Hyperliquid is gaining serious momentum, both on the charts and under the hood, as bullish price action aligns with record-breaking platform growth on key metrics.
Hyperliquid (HYPE) price is up 15% in the past 24 hours, currently trading at $35.50, with the trading volume surging 130%.
With this surge, the price has now broken the local resistance at $28, marking the upper boundary of the consolidation range that held for almost two weeks after the previous leg up in early May that had lifted the price 30% to $25 level. The $28 level was also the key horizontal resistance that held firm from late December through late February.
With all the post-ATH resistances broken, the path is now clear to retest the $35 peak, after which HYPE would enter price discovery territory.
Moreover, today’s swing high marks the fifth consecutive higher high since HYPE price bottomed below $10 in early April. During this entire uptrend, the price has remained above both the 20 EMA and 50 SMA, with a bullish crossover between the two moving averages occurring in mid-April, further confirming the uptrend.

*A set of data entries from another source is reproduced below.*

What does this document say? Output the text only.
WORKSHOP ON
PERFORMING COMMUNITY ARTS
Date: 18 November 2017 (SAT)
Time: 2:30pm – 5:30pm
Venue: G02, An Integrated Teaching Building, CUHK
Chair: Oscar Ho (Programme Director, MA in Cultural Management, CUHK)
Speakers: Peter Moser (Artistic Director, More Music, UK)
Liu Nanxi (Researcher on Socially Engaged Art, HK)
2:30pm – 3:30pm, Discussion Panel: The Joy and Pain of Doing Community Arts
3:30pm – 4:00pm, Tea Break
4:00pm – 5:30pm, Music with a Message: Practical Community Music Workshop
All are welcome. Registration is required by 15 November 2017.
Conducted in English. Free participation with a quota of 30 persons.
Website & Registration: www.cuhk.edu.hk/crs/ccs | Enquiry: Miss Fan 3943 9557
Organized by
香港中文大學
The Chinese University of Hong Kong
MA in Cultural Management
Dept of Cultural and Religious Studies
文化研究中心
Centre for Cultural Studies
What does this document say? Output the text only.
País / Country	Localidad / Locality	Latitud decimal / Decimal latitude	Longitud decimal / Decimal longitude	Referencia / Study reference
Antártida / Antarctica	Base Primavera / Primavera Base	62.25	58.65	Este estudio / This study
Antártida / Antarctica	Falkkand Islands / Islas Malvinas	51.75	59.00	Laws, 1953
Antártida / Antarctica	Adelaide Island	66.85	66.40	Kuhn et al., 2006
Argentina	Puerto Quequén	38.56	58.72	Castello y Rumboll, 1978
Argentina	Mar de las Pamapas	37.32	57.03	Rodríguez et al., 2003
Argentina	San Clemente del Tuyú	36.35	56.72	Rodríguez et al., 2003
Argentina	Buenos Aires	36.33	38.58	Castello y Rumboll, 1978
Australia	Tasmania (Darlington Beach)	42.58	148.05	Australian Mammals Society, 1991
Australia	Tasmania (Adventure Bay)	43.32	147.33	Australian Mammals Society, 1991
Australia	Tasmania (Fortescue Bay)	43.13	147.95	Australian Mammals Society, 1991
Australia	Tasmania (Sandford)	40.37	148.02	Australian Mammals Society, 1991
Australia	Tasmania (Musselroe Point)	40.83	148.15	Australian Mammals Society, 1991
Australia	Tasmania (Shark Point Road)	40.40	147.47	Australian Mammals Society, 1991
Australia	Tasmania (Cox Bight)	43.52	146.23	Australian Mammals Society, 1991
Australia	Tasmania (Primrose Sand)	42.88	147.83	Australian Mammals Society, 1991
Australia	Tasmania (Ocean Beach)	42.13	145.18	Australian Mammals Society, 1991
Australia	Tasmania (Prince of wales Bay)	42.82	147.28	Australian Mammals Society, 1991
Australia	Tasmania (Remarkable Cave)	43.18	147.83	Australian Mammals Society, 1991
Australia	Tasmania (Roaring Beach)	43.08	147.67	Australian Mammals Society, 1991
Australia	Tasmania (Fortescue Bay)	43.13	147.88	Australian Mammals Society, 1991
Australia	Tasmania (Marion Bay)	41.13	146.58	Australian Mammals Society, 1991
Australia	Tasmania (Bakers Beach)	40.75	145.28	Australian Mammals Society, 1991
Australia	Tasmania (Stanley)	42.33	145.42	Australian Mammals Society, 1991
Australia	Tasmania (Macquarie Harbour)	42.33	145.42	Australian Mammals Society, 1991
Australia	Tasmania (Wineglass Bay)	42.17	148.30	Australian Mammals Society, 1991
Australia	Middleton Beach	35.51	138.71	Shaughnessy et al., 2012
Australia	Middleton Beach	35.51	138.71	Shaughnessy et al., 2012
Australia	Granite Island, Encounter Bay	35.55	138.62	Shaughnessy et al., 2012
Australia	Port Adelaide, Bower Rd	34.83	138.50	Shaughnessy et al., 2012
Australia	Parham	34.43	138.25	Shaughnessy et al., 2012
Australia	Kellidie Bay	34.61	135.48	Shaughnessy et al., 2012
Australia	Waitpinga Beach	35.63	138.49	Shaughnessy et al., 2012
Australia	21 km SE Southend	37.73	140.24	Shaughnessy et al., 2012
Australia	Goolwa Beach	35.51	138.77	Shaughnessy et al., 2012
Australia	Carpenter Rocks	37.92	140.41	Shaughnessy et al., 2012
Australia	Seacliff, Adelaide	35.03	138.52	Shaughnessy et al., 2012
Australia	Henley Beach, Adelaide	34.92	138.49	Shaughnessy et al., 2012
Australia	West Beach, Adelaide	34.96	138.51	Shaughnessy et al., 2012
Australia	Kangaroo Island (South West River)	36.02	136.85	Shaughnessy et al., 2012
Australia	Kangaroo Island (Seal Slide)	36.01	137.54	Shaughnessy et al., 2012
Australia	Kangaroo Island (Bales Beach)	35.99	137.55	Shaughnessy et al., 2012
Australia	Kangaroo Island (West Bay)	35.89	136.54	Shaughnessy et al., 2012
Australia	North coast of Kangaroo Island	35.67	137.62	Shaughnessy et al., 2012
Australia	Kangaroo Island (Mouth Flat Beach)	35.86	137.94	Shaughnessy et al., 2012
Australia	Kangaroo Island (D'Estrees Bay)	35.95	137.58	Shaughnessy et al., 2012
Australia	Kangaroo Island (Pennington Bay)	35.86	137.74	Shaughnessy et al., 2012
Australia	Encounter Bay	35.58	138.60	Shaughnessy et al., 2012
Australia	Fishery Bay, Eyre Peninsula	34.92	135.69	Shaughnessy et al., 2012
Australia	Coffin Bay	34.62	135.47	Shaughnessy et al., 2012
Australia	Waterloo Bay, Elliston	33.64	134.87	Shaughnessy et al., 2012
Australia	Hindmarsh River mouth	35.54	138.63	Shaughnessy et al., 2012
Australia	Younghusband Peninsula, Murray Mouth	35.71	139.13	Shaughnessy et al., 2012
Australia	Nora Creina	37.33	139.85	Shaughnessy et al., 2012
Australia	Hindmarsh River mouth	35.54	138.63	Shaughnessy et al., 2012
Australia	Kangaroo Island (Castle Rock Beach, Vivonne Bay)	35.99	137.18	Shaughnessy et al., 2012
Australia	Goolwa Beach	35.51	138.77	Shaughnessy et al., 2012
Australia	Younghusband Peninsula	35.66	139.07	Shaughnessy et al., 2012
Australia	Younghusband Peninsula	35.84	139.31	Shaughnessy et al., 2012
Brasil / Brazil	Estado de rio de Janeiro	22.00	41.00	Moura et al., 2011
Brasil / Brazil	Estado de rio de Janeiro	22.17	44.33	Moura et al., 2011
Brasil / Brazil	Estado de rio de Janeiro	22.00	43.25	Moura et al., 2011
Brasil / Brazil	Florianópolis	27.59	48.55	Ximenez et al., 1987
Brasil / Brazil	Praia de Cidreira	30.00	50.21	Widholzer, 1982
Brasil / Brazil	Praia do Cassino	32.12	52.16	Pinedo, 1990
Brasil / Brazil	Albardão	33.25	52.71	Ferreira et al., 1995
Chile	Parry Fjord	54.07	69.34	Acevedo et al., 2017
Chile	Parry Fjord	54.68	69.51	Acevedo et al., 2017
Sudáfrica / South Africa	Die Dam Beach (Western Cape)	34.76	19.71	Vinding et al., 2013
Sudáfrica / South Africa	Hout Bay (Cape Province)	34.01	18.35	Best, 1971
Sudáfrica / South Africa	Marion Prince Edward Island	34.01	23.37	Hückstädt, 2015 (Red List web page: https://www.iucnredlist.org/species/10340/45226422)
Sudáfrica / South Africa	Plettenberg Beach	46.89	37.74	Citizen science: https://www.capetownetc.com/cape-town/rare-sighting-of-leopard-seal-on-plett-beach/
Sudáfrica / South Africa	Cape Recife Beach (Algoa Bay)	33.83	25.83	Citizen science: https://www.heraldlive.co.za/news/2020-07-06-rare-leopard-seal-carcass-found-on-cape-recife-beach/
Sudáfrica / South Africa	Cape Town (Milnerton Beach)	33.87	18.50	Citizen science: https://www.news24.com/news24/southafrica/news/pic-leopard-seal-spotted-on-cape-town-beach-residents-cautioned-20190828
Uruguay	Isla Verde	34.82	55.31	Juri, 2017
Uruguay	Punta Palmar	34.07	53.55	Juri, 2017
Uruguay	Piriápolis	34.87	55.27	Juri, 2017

Momentum is decisively bullish, with MACD line over the singal line and green historgram rising. RSI is at 76, in the overbought territory, potentially signaling a short-term pullback or consolidation.

Alongside a strong technical setup, Hyperliquid’s derivatives trading platform is showing impressive growth across key metrics, further reinforcing the bullish outlook. Today, the platform hit several all-time highs: open interest reached $8.9 billion, daily trading fees surged to $5.4 million, and USD Coin (USDC) TVL climbed to $3.2 billion.
The spike in fees is particularly noteworthy as these revenues can potentially be reinvested into the protocol through token buybacks. If Hyperliquid reinvests a portion of the fees to repurchase HYPE tokens from the open market, it could potentially drive HYPE price much higher by reducing the circulating supply.